Absinthe:
Absinthe is a strong herbal liqueur distilled with herbs like anise, licorice, hyssop, veronica, fennel, lemon balm, angelica and wormwood.
Absolute: Also known as an essence, this is the material extracted from a plant or flower using one of various solvents.
Accord: Perfume accords are a balanced blend of three or four notes which lose their individual identity to create a completely new, unified odor impression.
Aerosol: It’s the spraying and/or foaming of liquid or solid materials
by propellant agents from pressurized cans.
Aftershave: Less strong, it is the most popular choice and lasts
for 2 to 3 hours. Aftershaves are kinder to the skin than EDT's. Those with very
sensitive skin should use aftershave balms.
Agar wood: From the Aquilaria tree, and also called Oud or Aloes wood. The tree, when attacked by a common fungus, produces an aromatic resin that has long been used in the Middle East as a source of incense and perfume, now considered endangered in the wild due to over-harvesting.
Alcohol: It’s used in the perfume industry as a solvent for the
production of lotions.

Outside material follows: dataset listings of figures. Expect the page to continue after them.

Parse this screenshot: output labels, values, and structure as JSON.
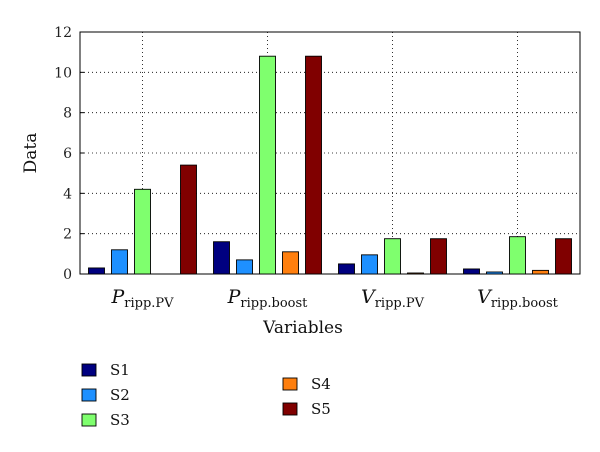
{
  "chart_data": {
    "type": "bar",
    "title": "",
    "xlabel": "Variables",
    "ylabel": "Data",
    "ylim": [
      0,
      12
    ],
    "yticks": [
      0,
      2,
      4,
      6,
      8,
      10,
      12
    ],
    "grid": "dotted vertical and horizontal",
    "legend_position": "below",
    "categories": [
      {
        "main": "P",
        "sub": "ripp.PV"
      },
      {
        "main": "P",
        "sub": "ripp.boost"
      },
      {
        "main": "V",
        "sub": "ripp.PV"
      },
      {
        "main": "V",
        "sub": "ripp.boost"
      }
    ],
    "series": [
      {
        "name": "S1",
        "color": "#000080",
        "values": [
          0.3,
          1.6,
          0.5,
          0.25
        ]
      },
      {
        "name": "S2",
        "color": "#1e90ff",
        "values": [
          1.2,
          0.7,
          0.95,
          0.1
        ]
      },
      {
        "name": "S3",
        "color": "#7fff6e",
        "values": [
          4.2,
          10.8,
          1.75,
          1.85
        ]
      },
      {
        "name": "S4",
        "color": "#ff7f0e",
        "values": [
          0.0,
          1.1,
          0.05,
          0.18
        ]
      },
      {
        "name": "S5",
        "color": "#800000",
        "values": [
          5.4,
          10.8,
          1.75,
          1.75
        ]
      }
    ]
  }
}
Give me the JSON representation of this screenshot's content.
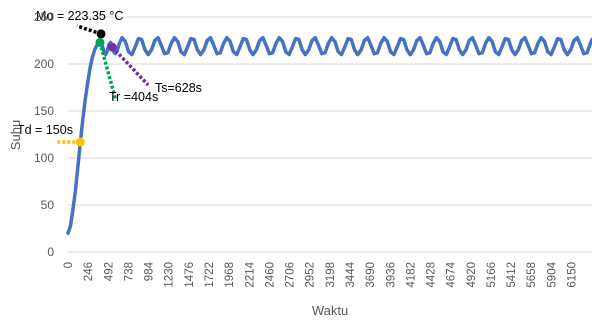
{
  "chart_data": {
    "type": "line",
    "title": "",
    "xlabel": "Waktu",
    "ylabel": "Suhu",
    "xlim": [
      0,
      6400
    ],
    "ylim": [
      0,
      250
    ],
    "y_ticks": [
      0,
      50,
      100,
      150,
      200,
      250
    ],
    "x_tick_labels": [
      "0",
      "246",
      "492",
      "738",
      "984",
      "1230",
      "1476",
      "1722",
      "1968",
      "2214",
      "2460",
      "2706",
      "2952",
      "3198",
      "3444",
      "3690",
      "3936",
      "4182",
      "4428",
      "4674",
      "4920",
      "5166",
      "5412",
      "5658",
      "5904",
      "6150"
    ],
    "grid": "horizontal",
    "legend": "none",
    "series": [
      {
        "color": "#4472c4",
        "x": [
          0,
          30,
          60,
          90,
          120,
          150,
          180,
          210,
          240,
          270,
          300,
          330,
          360,
          390,
          404,
          420,
          440,
          460,
          480,
          500,
          520,
          540,
          560,
          580,
          600,
          628,
          660,
          700,
          740,
          780,
          820,
          860,
          900,
          940,
          980,
          1020,
          1060,
          1100,
          1140,
          1180,
          1220,
          1260,
          1300,
          1340,
          1380,
          1420,
          1460,
          1500,
          1540,
          1580,
          1620,
          1660,
          1700,
          1740,
          1780,
          1820,
          1860,
          1900,
          1940,
          1980,
          2020,
          2060,
          2100,
          2140,
          2180,
          2220,
          2260,
          2300,
          2340,
          2380,
          2420,
          2460,
          2500,
          2540,
          2580,
          2620,
          2660,
          2700,
          2740,
          2780,
          2820,
          2860,
          2900,
          2940,
          2980,
          3020,
          3060,
          3100,
          3140,
          3180,
          3220,
          3260,
          3300,
          3340,
          3380,
          3420,
          3460,
          3500,
          3540,
          3580,
          3620,
          3660,
          3700,
          3740,
          3780,
          3820,
          3860,
          3900,
          3940,
          3980,
          4020,
          4060,
          4100,
          4140,
          4180,
          4220,
          4260,
          4300,
          4340,
          4380,
          4420,
          4460,
          4500,
          4540,
          4580,
          4620,
          4660,
          4700,
          4740,
          4780,
          4820,
          4860,
          4900,
          4940,
          4980,
          5020,
          5060,
          5100,
          5140,
          5180,
          5220,
          5260,
          5300,
          5340,
          5380,
          5420,
          5460,
          5500,
          5540,
          5580,
          5620,
          5660,
          5700,
          5740,
          5780,
          5820,
          5860,
          5900,
          5940,
          5980,
          6020,
          6060,
          6100,
          6140,
          6180,
          6220,
          6260,
          6300,
          6340,
          6380,
          6400
        ],
        "y": [
          20,
          28,
          45,
          65,
          90,
          116,
          140,
          162,
          180,
          196,
          208,
          216,
          221,
          223,
          222,
          219,
          213,
          210,
          214,
          221,
          223,
          219,
          213,
          211,
          214,
          222,
          228,
          224,
          213,
          210,
          218,
          227,
          226,
          215,
          210,
          215,
          225,
          228,
          220,
          211,
          212,
          222,
          228,
          224,
          213,
          210,
          218,
          227,
          226,
          215,
          210,
          215,
          225,
          228,
          220,
          211,
          212,
          222,
          228,
          224,
          213,
          210,
          218,
          227,
          226,
          215,
          210,
          215,
          225,
          228,
          220,
          211,
          212,
          222,
          228,
          224,
          213,
          210,
          218,
          227,
          226,
          215,
          210,
          215,
          225,
          228,
          220,
          211,
          212,
          222,
          228,
          224,
          213,
          210,
          218,
          227,
          226,
          215,
          210,
          215,
          225,
          228,
          220,
          211,
          212,
          222,
          228,
          224,
          213,
          210,
          218,
          227,
          226,
          215,
          210,
          215,
          225,
          228,
          220,
          211,
          212,
          222,
          228,
          224,
          213,
          210,
          218,
          227,
          226,
          215,
          210,
          215,
          225,
          228,
          220,
          211,
          212,
          222,
          228,
          224,
          213,
          210,
          218,
          227,
          226,
          215,
          210,
          215,
          225,
          228,
          220,
          211,
          212,
          222,
          228,
          224,
          213,
          210,
          218,
          227,
          226,
          215,
          210,
          215,
          225,
          228,
          220,
          211,
          212,
          222,
          226
        ]
      }
    ],
    "annotations": [
      {
        "text": "Mo = 223.35 °C",
        "x": 404,
        "y": 232,
        "color": "#000000"
      },
      {
        "text": "Tr =404s",
        "x": 390,
        "y": 223,
        "color": "#00a550"
      },
      {
        "text": "Ts=628s",
        "x": 540,
        "y": 218,
        "color": "#7030a0"
      },
      {
        "text": "Td = 150s",
        "x": 150,
        "y": 117,
        "color": "#ffc000"
      }
    ]
  }
}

An often used alcohol is ethyl alcohol.
Aldehydic: It’s the term for the odor-effect produced by the use
of short-chain aliphatic aldehydes. This effect can be described as fatty, watery
or even "snuffed candle". When concentrated, aldehydes are extremely powerful and
pungent. Aldehydes are used in all perfume types, especially those which feature
elegant feminine notes.
Amber: In perfumery, this usually refers to plant compounds (such as labdanum) or synthetics which have an ambergris-like scent. In general, it’s a heavy, full bodied, powdery, warm fragrance note
Ambrette: Oil obtained from these seeds has a musk-like odor and
is frequently used as a substitute for true musk.
Animalic: Refers to animal-derived ingredients such as civet, ambergris, musk, and castoreum. These are usually replaced by synthetics in modern perfumery. In large amounts, many of these notes are unpleasant, but in smaller amounts they provide depth and a sensual feel to a fragrance.
Anise: An annual herb of the parsley family, grown for its fruits (aniseed), which have a strong, licorice-like flavor.
Anosmia: The inability to smell odors. Many people have selective anosmias, for instance, total anosmia can occur as the result of injury or illness but is relatively rare and partial anosmia is a common phenomenon where people have selective insensitivity or blindness to particular materials smells or groups of smells. As for Benzyl Salicylate and Macro cyclic musks are common examples. Some people on first exposure to a new material may claim not to be able to smell it but after several exposures their ability to smell it improves.
Aqueous: It’s a recent designation for scents that are based more
on a concept of a “watery” smell than an actual scent.
Aroma Chemicals: Chemicals that have a smell and/or taste and are used in perfumes or flavors. Should note be confused with the term Aromatic Chemicals that refers to the Benzene ring structure found in many organic compounds.
Aromachology: The science dedicated to the study of the interrelationship between psychology and aroma.
Aromatic: The term in perfumery refers to the rich aroma and odor
of fragrances, scents and perfumes.
Aromatherapy: Therapy with aroma. It’s the art and science of using essential oils to heal common ailments and complaints. It particularly helps with stress or emotionally triggers problems such as insomnia and headaches.
Ayurvedic: It’s the ancient Hindu art of medicine, herbs to prolong life.